Among its course goals, AP African American Studies attempts to help high school students realize the global impact of African societies before the transatlantic slave trade and establish a connection between Black communities in the United States and the greater African diaspora.
The College Board spent over ten years developing the course with input and direction from college faculty. The comprehensive curriculum calls on students to analyze primary sources like maps, music, literature and historical artifacts.
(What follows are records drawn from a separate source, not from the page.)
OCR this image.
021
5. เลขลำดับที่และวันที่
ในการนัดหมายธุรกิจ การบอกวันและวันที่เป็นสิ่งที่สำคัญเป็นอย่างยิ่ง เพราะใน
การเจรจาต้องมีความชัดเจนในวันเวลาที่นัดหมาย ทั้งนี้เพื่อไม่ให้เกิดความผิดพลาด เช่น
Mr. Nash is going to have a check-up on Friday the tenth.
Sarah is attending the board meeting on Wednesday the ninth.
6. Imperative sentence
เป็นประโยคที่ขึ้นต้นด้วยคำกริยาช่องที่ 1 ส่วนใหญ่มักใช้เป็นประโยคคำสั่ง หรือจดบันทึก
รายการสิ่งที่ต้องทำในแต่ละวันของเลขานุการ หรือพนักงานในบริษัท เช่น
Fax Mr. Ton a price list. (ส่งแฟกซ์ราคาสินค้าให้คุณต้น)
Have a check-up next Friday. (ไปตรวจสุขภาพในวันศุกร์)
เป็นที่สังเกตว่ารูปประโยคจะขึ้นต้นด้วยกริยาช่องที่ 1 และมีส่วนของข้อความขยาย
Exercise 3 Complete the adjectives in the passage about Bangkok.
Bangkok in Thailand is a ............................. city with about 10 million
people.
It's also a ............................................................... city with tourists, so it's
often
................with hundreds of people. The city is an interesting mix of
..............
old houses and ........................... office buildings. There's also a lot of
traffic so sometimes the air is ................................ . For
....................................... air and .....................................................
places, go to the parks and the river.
And students who complete the course are eligible to earn college credit.
Over 700 high schools across the country are currently participating in a pilot of the course before the College Board makes it available to all schools that want to participate next year.
Conservative Republicans around the country have blasted the course with criticism, standing firmly by their cause against “wokeness,” “wokeisms,” and all forms of “wokeology.” Trusty anti-woke hero, Florida governor Ron DeSantis banned the class in his state, while Arkansas’ Sarah Huckabee Sanders took a more passive-aggressive approach and won’t allow the class to count towards graduation telling Fox News the course perpetuates a “propaganda leftist agenda teaching our kids to hate America and hate one another.” But Mr. Singleton’s students say the course has given them a whole new appreciation for the contributions of their ancestors.
“There’s a major difference between having somebody tell you that you’re the ancestor of a slave family and having somebody tell you that you’re the ancestry of an advanced civilization,” junior Jordan Love told CBS News.
After Florida’s ban, the College Board revisited the curriculum and took out all of the stuff about systemic racism, the Black Lives Matter movement and reparations, a move some like Los Angeles Unified School District superintendent Alberto Carvalho have criticized as a “sanitized” version of history.
“If you want to really learn about the history of the African American experience, you cannot leave out or sanitize slavery or the civil rights movements, or the fact that our nation has criminalized activities resulting in disproportionate numbers of people of color being imprisoned,” he said.
And while Republicans fight AP African American Studies, calling it indoctrination, Mr. Singleton says at his school, where a majority of the population are students of color, the content of his course is empowering and just as important as our National Anthem.
“I inculcate my kids with the idea that you’re just as beautiful, just as brilliant, as anyone else,” he said. “If it’s not about empowerment, why do you say the Pledge of Allegiance? Why do we teach about the Declaration of Independence? Why do we teach about the Constitution? Isn’t that empowerment?”